Страница 6 из 39
25
Либи боялась, что я исчезну. Особенно она утвердилась в этом, когда моя мать однажды за столом рассказала, что у нас в семье был дядя, который все время исчезал. На год, на три, на девять. Вот был, сидел дома, в семье, с женой и детьми, их было шестеро, и вдруг нет, и все. Наша тетка обходила всех друзей и знакомых, где он мог быть, и все говорили, что вот только что был здесь, и нету, пока наконец грек в кофейне не сообщил ей, что он выпил турочку кофе прямо с горячего песка и поехал на трамвае в сторону вокзала. Она бежала туда, но и там ей говорили, что вот только его видели, прыгал в какой-то поезд… И все. Затем вдруг через какое-то время он появлялся как ни в чем не бывало, садился за обеденный стол, дарил детям подарки, которые не соответствовали их возрасту. «Где ты пропадал?» — кричала на него жена. «Я был с вами. На Востоке, в Ташкенте, в Бухаре». Он жил опять в семье, находя случайные работы, чтобы содержать семью, и вдруг опять исчезал. Однажды он исчез лет на девять, но вернулся. Дети почти не узнали его, он опять привез им игрушки, хотя двое старших уже заканчивали школу. Мать говорила, что он даже не умер, а исчез… Однако все ждали его и поняли, что его не стало, когда он не вернулся вообще. Звали его дядей Жорой. Как-то уже через много лет в кофейне у грека один знакомый рассказывал, что видел Георгия в Одессе, что тот поднимался на пароход, отплывавший в Америку. Тетка заволновалась, засобиралась не то в Одессу, не то в Америку, но потом уселась за стол и долго тихо плакала. Вскоре она умерла, и уже взрослые дети через несколько лет были неожиданно приглашены в ОВИР, где им сообщили, что в Америке умер какой-то их родственник, оставивший на их имя небольшое состояние. Один из сыновей добрался до маленького городка в штате Мериленд и сразу же был отведен соседями Георгия на кладбище. На одиноком камне была надпись по-русски: «Жизнь — это лишь повод побродить». Сын вернулся в американский дом, выпил вместе с соседями поминальную водку и в пустом ящике нашел вместе с другими бумагами разорванный линованный лист. Сложив, вероятно, последнюю запись отца, он с трудом прочитал: на этой земле желательно не оставлять никаких следов, кроме детей и собственного скелета.
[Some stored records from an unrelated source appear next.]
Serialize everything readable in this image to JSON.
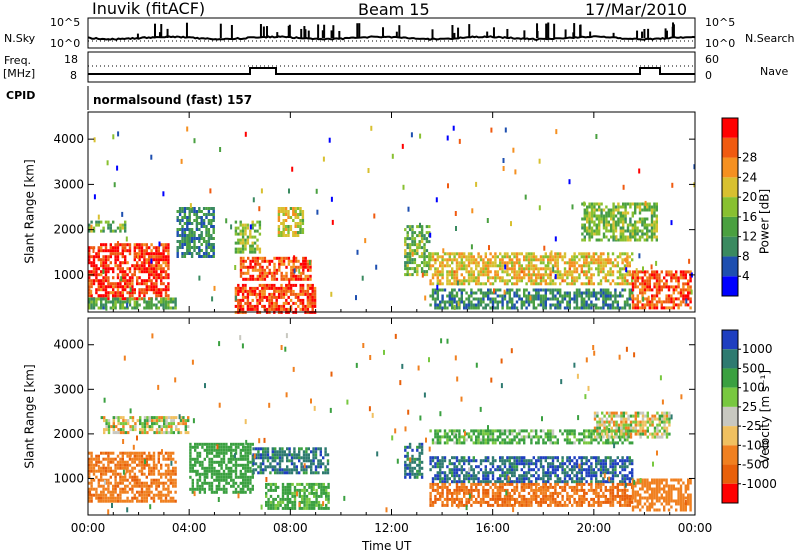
{
  "header": {
    "station": "Inuvik (fitACF)",
    "beam": "Beam 15",
    "date": "17/Mar/2010"
  },
  "side_labels": {
    "nsky": "N.Sky",
    "nsearch": "N.Search",
    "freq": "Freq.",
    "mhz": "[MHz]",
    "nave": "Nave",
    "cpid": "CPID"
  },
  "strip_ticks": {
    "nsky_left": [
      "10^5",
      "10^0"
    ],
    "nsky_right": [
      "10^5",
      "10^0"
    ],
    "freq_left": [
      "18",
      "8"
    ],
    "nave_right": [
      "60",
      "0"
    ]
  },
  "cpid_label": "normalsound (fast) 157",
  "colors": {
    "power_scale": [
      "#0000ff",
      "#1e4fb0",
      "#3a8a60",
      "#4aa040",
      "#88c030",
      "#d8c030",
      "#f59020",
      "#f05a10",
      "#ff0000"
    ],
    "velocity_scale": [
      "#1f3fc0",
      "#2e7a70",
      "#3aa040",
      "#78c840",
      "#c8c8c0",
      "#f0c060",
      "#f08020",
      "#e8600a",
      "#ff0000"
    ]
  },
  "chart_data": [
    {
      "type": "heatmap",
      "panel": "power",
      "ylabel": "Slant Range [km]",
      "xlabel": "",
      "x_ticks": [
        "00:00",
        "04:00",
        "08:00",
        "12:00",
        "16:00",
        "20:00",
        "00:00"
      ],
      "xlim_hours": [
        0,
        24
      ],
      "ylim": [
        180,
        4600
      ],
      "y_ticks": [
        1000,
        2000,
        3000,
        4000
      ],
      "colorbar": {
        "label": "Power [dB]",
        "range": [
          0,
          32
        ],
        "ticks": [
          "4",
          "8",
          "12",
          "16",
          "20",
          "24",
          "28"
        ]
      },
      "regions": [
        {
          "t0": 0.0,
          "t1": 3.2,
          "r0": 450,
          "r1": 1700,
          "level": 29
        },
        {
          "t0": 0.0,
          "t1": 3.5,
          "r0": 300,
          "r1": 500,
          "level": 12
        },
        {
          "t0": 0.0,
          "t1": 1.5,
          "r0": 2000,
          "r1": 2200,
          "level": 14
        },
        {
          "t0": 3.5,
          "t1": 5.0,
          "r0": 1400,
          "r1": 2500,
          "level": 9
        },
        {
          "t0": 5.8,
          "t1": 6.8,
          "r0": 1500,
          "r1": 2200,
          "level": 16
        },
        {
          "t0": 5.8,
          "t1": 9.0,
          "r0": 200,
          "r1": 800,
          "level": 28
        },
        {
          "t0": 6.0,
          "t1": 8.8,
          "r0": 900,
          "r1": 1400,
          "level": 27
        },
        {
          "t0": 7.5,
          "t1": 8.5,
          "r0": 1900,
          "r1": 2500,
          "level": 18
        },
        {
          "t0": 12.5,
          "t1": 13.5,
          "r0": 1000,
          "r1": 2100,
          "level": 14
        },
        {
          "t0": 13.5,
          "t1": 21.5,
          "r0": 800,
          "r1": 1500,
          "level": 20
        },
        {
          "t0": 13.5,
          "t1": 21.5,
          "r0": 300,
          "r1": 700,
          "level": 9
        },
        {
          "t0": 19.5,
          "t1": 22.5,
          "r0": 1800,
          "r1": 2600,
          "level": 15
        },
        {
          "t0": 21.5,
          "t1": 23.8,
          "r0": 300,
          "r1": 1100,
          "level": 27
        }
      ]
    },
    {
      "type": "heatmap",
      "panel": "velocity",
      "ylabel": "Slant Range [km]",
      "xlabel": "Time UT",
      "x_ticks": [
        "00:00",
        "04:00",
        "08:00",
        "12:00",
        "16:00",
        "20:00",
        "00:00"
      ],
      "xlim_hours": [
        0,
        24
      ],
      "ylim": [
        180,
        4600
      ],
      "y_ticks": [
        1000,
        2000,
        3000,
        4000
      ],
      "colorbar": {
        "label": "Velocity [m s⁻¹]",
        "ticks": [
          "1000",
          "500",
          "100",
          "25",
          "-25",
          "-100",
          "-500",
          "-1000"
        ]
      },
      "regions": [
        {
          "t0": 0.0,
          "t1": 3.5,
          "r0": 500,
          "r1": 1600,
          "level": -400
        },
        {
          "t0": 0.5,
          "t1": 4.0,
          "r0": 2000,
          "r1": 2400,
          "level": 0
        },
        {
          "t0": 4.0,
          "t1": 6.5,
          "r0": 700,
          "r1": 1800,
          "level": 300
        },
        {
          "t0": 6.5,
          "t1": 9.5,
          "r0": 1100,
          "r1": 1700,
          "level": 800
        },
        {
          "t0": 7.0,
          "t1": 9.5,
          "r0": 300,
          "r1": 900,
          "level": 200
        },
        {
          "t0": 12.5,
          "t1": 13.2,
          "r0": 1000,
          "r1": 1800,
          "level": 800
        },
        {
          "t0": 13.5,
          "t1": 21.5,
          "r0": 900,
          "r1": 1500,
          "level": 900
        },
        {
          "t0": 13.5,
          "t1": 21.5,
          "r0": 400,
          "r1": 900,
          "level": -500
        },
        {
          "t0": 13.5,
          "t1": 21.5,
          "r0": 1800,
          "r1": 2100,
          "level": 150
        },
        {
          "t0": 20.0,
          "t1": 23.0,
          "r0": 1900,
          "r1": 2500,
          "level": 0
        },
        {
          "t0": 21.5,
          "t1": 23.8,
          "r0": 300,
          "r1": 1000,
          "level": -300
        }
      ]
    }
  ]
}
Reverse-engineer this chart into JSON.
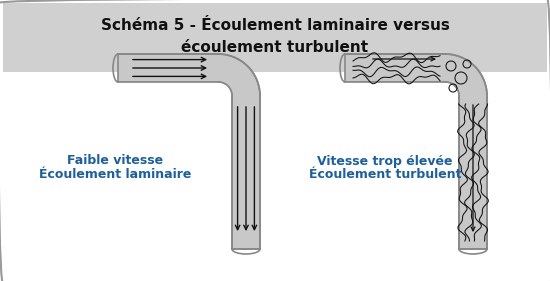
{
  "title_line1": "Schéma 5 - Écoulement laminaire versus",
  "title_line2": "écoulement turbulent",
  "title_fontsize": 11,
  "label_left_line1": "Faible vitesse",
  "label_left_line2": "Écoulement laminaire",
  "label_right_line1": "Vitesse trop élevée",
  "label_right_line2": "Écoulement turbulent",
  "label_color": "#1a5fa8",
  "label_fontsize": 9,
  "bg_color": "#ffffff",
  "header_bg": "#d0d0d0",
  "border_color": "#999999",
  "pipe_fill": "#c8c8c8",
  "pipe_edge": "#888888",
  "pipe_lw": 1.2,
  "flow_color": "#111111",
  "fig_bg": "#ffffff"
}
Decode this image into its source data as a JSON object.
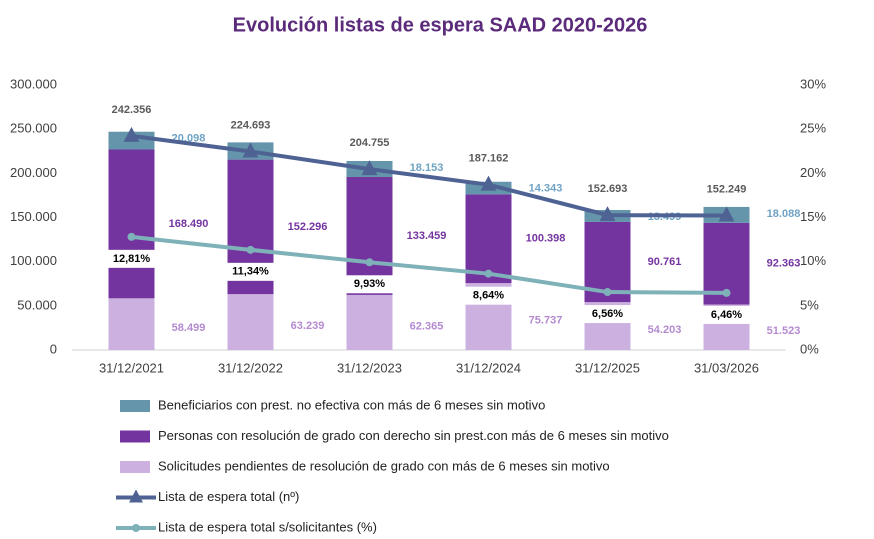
{
  "chart_data": {
    "type": "bar-line",
    "title": "Evolución listas de espera SAAD 2020-2026",
    "categories": [
      "31/12/2021",
      "31/12/2022",
      "31/12/2023",
      "31/12/2024",
      "31/12/2025",
      "31/03/2026"
    ],
    "series": [
      {
        "name": "Beneficiarios con prest. no efectiva con más de 6 meses sin motivo",
        "type": "bar",
        "color": "#6495ab",
        "values": [
          20098,
          19500,
          18153,
          14343,
          13499,
          18088
        ],
        "value_labels": [
          "20.098",
          null,
          "18.153",
          "14.343",
          "13.499",
          "18.088"
        ],
        "label_color": "#6fa3c4"
      },
      {
        "name": "Personas con resolución de grado con derecho sin prest.con más de 6 meses sin motivo",
        "type": "bar",
        "color": "#7434a0",
        "values": [
          168490,
          152296,
          133459,
          100398,
          90761,
          92363
        ],
        "value_labels": [
          "168.490",
          "152.296",
          "133.459",
          "100.398",
          "90.761",
          "92.363"
        ],
        "label_color": "#7434a0"
      },
      {
        "name": "Solicitudes pendientes de resolución de grado con más de 6 meses sin motivo",
        "type": "bar",
        "color": "#cbb0e0",
        "values": [
          58499,
          63239,
          62365,
          75737,
          54203,
          51523
        ],
        "value_labels": [
          "58.499",
          "63.239",
          "62.365",
          "75.737",
          "54.203",
          "51.523"
        ],
        "label_color": "#b48ad0"
      },
      {
        "name": "Lista de espera total (nº)",
        "type": "line",
        "marker": "triangle",
        "color": "#4e6393",
        "values": [
          242356,
          224693,
          204755,
          187162,
          152693,
          152249
        ],
        "value_labels": [
          "242.356",
          "224.693",
          "204.755",
          "187.162",
          "152.693",
          "152.249"
        ],
        "label_color": "#5a5a5a"
      },
      {
        "name": "Lista de espera total s/solicitantes (%)",
        "type": "line",
        "marker": "circle",
        "color": "#7fb1b9",
        "axis": "y2",
        "values": [
          12.81,
          11.34,
          9.93,
          8.64,
          6.56,
          6.46
        ],
        "value_labels": [
          "12,81%",
          "11,34%",
          "9,93%",
          "8,64%",
          "6,56%",
          "6,46%"
        ],
        "label_color": "#000000"
      }
    ],
    "ylim": [
      0,
      300000
    ],
    "yticks": [
      0,
      {
        "value": 50000,
        "label": "50.000"
      },
      {
        "value": 100000,
        "label": "100.000"
      },
      {
        "value": 150000,
        "label": "150.000"
      },
      {
        "value": 200000,
        "label": "200.000"
      },
      {
        "value": 250000,
        "label": "250.000"
      },
      {
        "value": 300000,
        "label": "300.000"
      }
    ],
    "y2lim": [
      0,
      30
    ],
    "y2ticks": [
      {
        "value": 0,
        "label": "0%"
      },
      {
        "value": 5,
        "label": "5%"
      },
      {
        "value": 10,
        "label": "10%"
      },
      {
        "value": 15,
        "label": "15%"
      },
      {
        "value": 20,
        "label": "20%"
      },
      {
        "value": 25,
        "label": "25%"
      },
      {
        "value": 30,
        "label": "30%"
      }
    ],
    "grid": false,
    "legend": "bottom"
  }
}
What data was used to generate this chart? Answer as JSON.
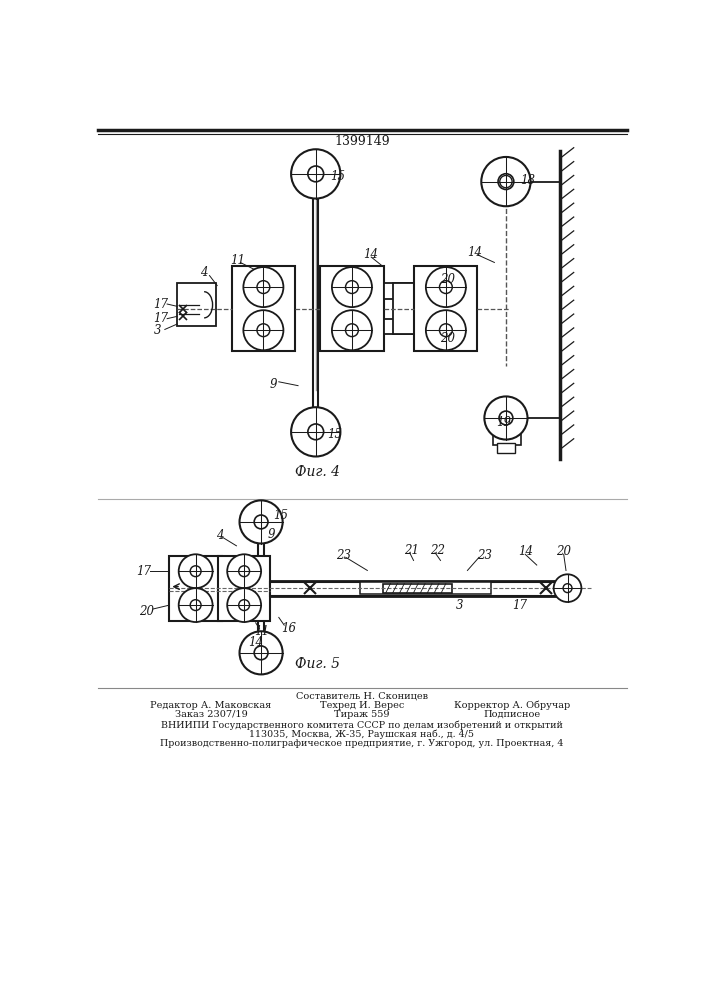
{
  "patent_number": "1399149",
  "bg_color": "#ffffff",
  "line_color": "#1a1a1a",
  "fig4_caption": "Фиг. 4",
  "fig5_caption": "Фиг. 5",
  "footer_line0": "Составитель Н. Сконицев",
  "footer_line1_left": "Редактор А. Маковская",
  "footer_line1_mid": "Техред И. Верес",
  "footer_line1_right": "Корректор А. Обручар",
  "footer_line2_left": "Заказ 2307/19",
  "footer_line2_mid": "Тираж 559",
  "footer_line2_right": "Подписное",
  "footer_line3": "ВНИИПИ Государственного комитета СССР по делам изобретений и открытий",
  "footer_line4": "113035, Москва, Ж-35, Раушская наб., д. 4/5",
  "footer_line5": "Производственно-полиграфическое предприятие, г. Ужгород, ул. Проектная, 4"
}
Либи, узнав эту историю, боялась, что гены взыграют во мне и в один прекрасный момент я исчезну, как мой дядюшка. Да и мои частые поездки располагали ее к этому. Либи трепетала, ревновала меня к пространству, и если я где-то задерживался, то брела в сторону вокзала встречать поезда. А я в это время уже искал ее у подруг и бесился, не находя ее даже на нашей тайной аллее, где мы впервые увиделись и однажды на скамейке просидели всю ночь, откровенничая, схваченные ветром, листьями и поцелуями.
26
Мужские страхи преследовали меня. Ну, во-первых, боязнь заболеть чем-то эдаким, потом, просто умереть. В молодости это вообще представляется ужасным; уже сейчас, когда ты постарше, это выглядит не так трагично, ты привыкаешь к этой мысли, наконец, устаешь от жизни, ну и все такое… Но тогда — как это, в расцвете сил и желания знакомств и расширения связей — и вдруг… Да, несоответствие силы, здоровья и уносящей все это смерти казалось действительной трагедией, и поэтому любое приближение к смертельным параметрам вызывало трепет, ужас и тайную дрожь, налет драматизации и пессимизма… Самая красивая девочка города того времени, по непонятному прозвищу Кунем, однажды согласилась погулять со мной вечер. Я сжимал в руке ключ от квартиры моего одинокого друга и ждал момента, чтобы пригласить ее с целью конечно же порочной. Она, как ни странно, согласилась быстро, и мы через час уже были с ней вдвоем и двумя бутылками шампанского в уютной однокомнатной квартирке. Выпили, и я, конечно, начал приставать к ней, ну, конечно же красиво и без насилия. Ничего не получалось. Ну, целовались, ну, зажимались, как тогда говорили, но не больше. Я и умолял, и настаивал — ни фига, все шло до определенного предела, по-моему, а потом… «Ну как же так, ведь мы здесь вдвоем, все условия и никто не знает и не узнает». — «А вот так, — отвечала она и как-то смутно печально улыбалась, эта Лариска Кунем, как мы ее звали. — Ты мне симпатичен, но я люблю другого». — «Да, но я хочу не любви, а…» — «Тем более…» Проводил ее домой, строя из себя опечаленного рыцаря, был галантен и, по-моему, произвел на нее хорошее впечатление. И забыл все это, пока мне вдруг не сказали, что она погибла в автокатастроф. Боже, как меня это перевернуло. Ведь был так близок к ней, а значит, к смерти ее, точнее, вообще к смерти. Мы целовались, трогали друг друга — и вдруг она там, а я… Это поразило меня: быть таким молодым и быть так близко к самой форме смерти, к смертному человеку, ранее считавшемуся по условию молодости вообще неумирающим. Кунем хоронил весь город, все ее ухажеры и воздыхатели. Гроб несли на руках, и ее красавицы подруги усыпали дорогу цветами… С тех пор это стало моим комплексом…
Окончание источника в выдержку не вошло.